В этом году многие фирмы вовсе не осмеливались покупать табак, они бездействовали или закрывали свои филиалы. «Джебел» продал табак ниже себестоимости. «Фракийские табаки» отделались тридцатью миллионами убытка. «Эгейское море» зашаталось до основания, но выдержало удар, так как за ним стояло несколько крупных банков. «Родопы» кончили банкротством, потянув за собой банк, который их кредитовал. Было неясно, что стало с Торосяном. Одним армянин плакался на свою судьбу почтенного торговца, который теряет деньги, потому что честен; других уверял, что ожидает громадную прибыль от продажи табака в Америке. Впоследствии выяснилось, что он и не терял и не приобретал, а просто по привычке поднимал шумиху и продолжал скупать всякую дрянь для французского торгового представительства.

Гораздо хуже шли дела у Барутчиева. Однажды Костов навестил его в Чамкории. Барутчиев, закутанный в одеяло, пожелтевший и тощий, лежал в шезлонге на террасе своей виллы и смотрел с суровой печалью на весеннее небо над вековыми соснами, на синеющий вдали лабиринт снежных вершин и горные луга, усыпанные цветами. Костов сел возле него.

– Ну!.. – произнес Барутчиев. – Ваш шеф спас «Никотиану» от кризиса и заграбастал львиную долю прибыли… Кого же вы будете спасать теперь?

– Никого, – с грустью ответил Костов.

Его стесняла та миссия, с которой он пришел.

– Да! – Барутчиев горько усмехнулся. – Это золотое правило в торговле! Когда кто-нибудь тонет, сунь его головой в воду, да поглубже, чтобы одним конкурентом меньше стало. Но так не решался поступать даже старик Пьер. Ну как? Вас интересуют мои партии товара средних сортов?

– Интересуют. Именно за этим я и пришел. Шеф согласен купить их по восемьдесят два лева.

– По восемьдесят два?… – Смех исказил желтое лицо умирающего миллионера. – Обработанные партии обошлись мне по девяносто левов, а вы продадите их Германскому папиросному концерну по девяносто три, согласно договору, который вы с ним заключили. Блестящий ход, а?

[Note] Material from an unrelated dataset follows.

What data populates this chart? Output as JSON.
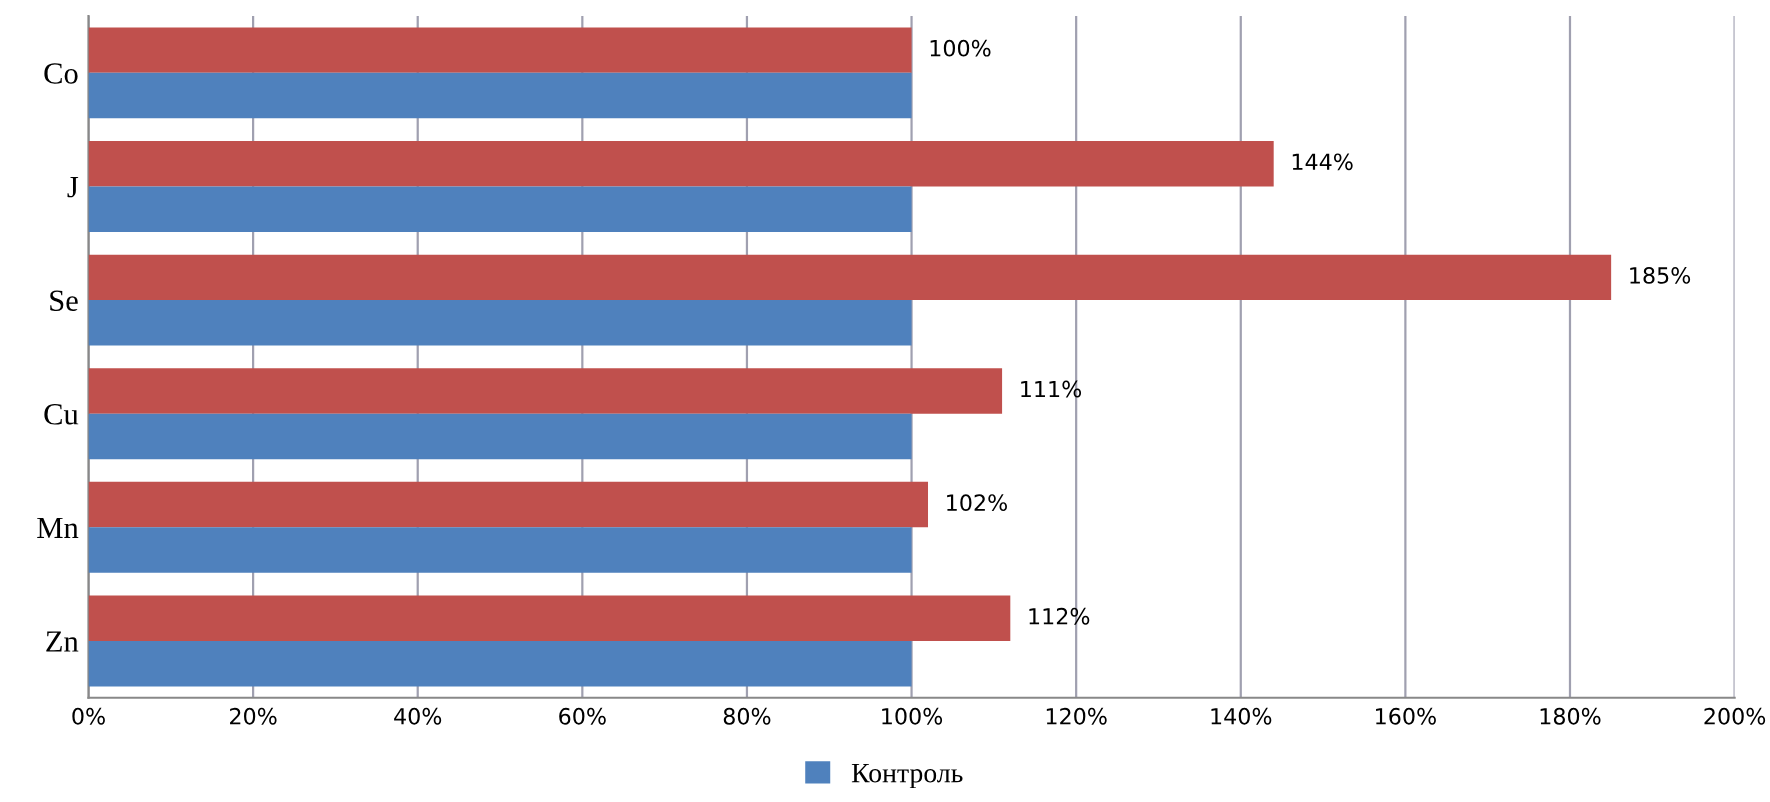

Барутчиев внезапно закашлялся.

– Не волнуйтесь, – сказал Костов.

– Ничего! – Больной махнул рукой. На его щеках появились розовые пятна. – Значит, по восемьдесят два? А почему он не предложил, чтобы я подарил ему этот товар, чтобы отдал его даром? Слушайте, Костов!.. Скажите своему шефу, что я лучше сожгу свой табак, но ему не продам ничего. Скажите немцам и моему брату, что я на них плюю, потому что они отказались покупать мой табак без посредничества «Никотианы». Скажите им, что они могут подкупить всех министров и все Народное собрание, а меня разорить – и все-таки останутся мерзавцами и канальями, которые наживают богатство только подлостью…

Больной снова закашлялся. Костов знал, что волнение может вызвать у него кровотечение, и пожалел, что пришел. Бормоча какие-то извинения, он встал, чтобы уйти.

– Останьтесь, Костов! – Больной сплюнул в платок розовую мокроту. – Вы не виноваты… Хотите коньяку?

Барутчиев позвонил. Немного погодя на террасе появилась медицинская сестра, которая ухаживала за ним. Миллионер попросил ее принести коньяку для гостя. Он успокоился и стал задумчиво смотреть на вершины сосен.

– Сейчас для вас важнее всего поправиться! – пытался успокоить его Костов.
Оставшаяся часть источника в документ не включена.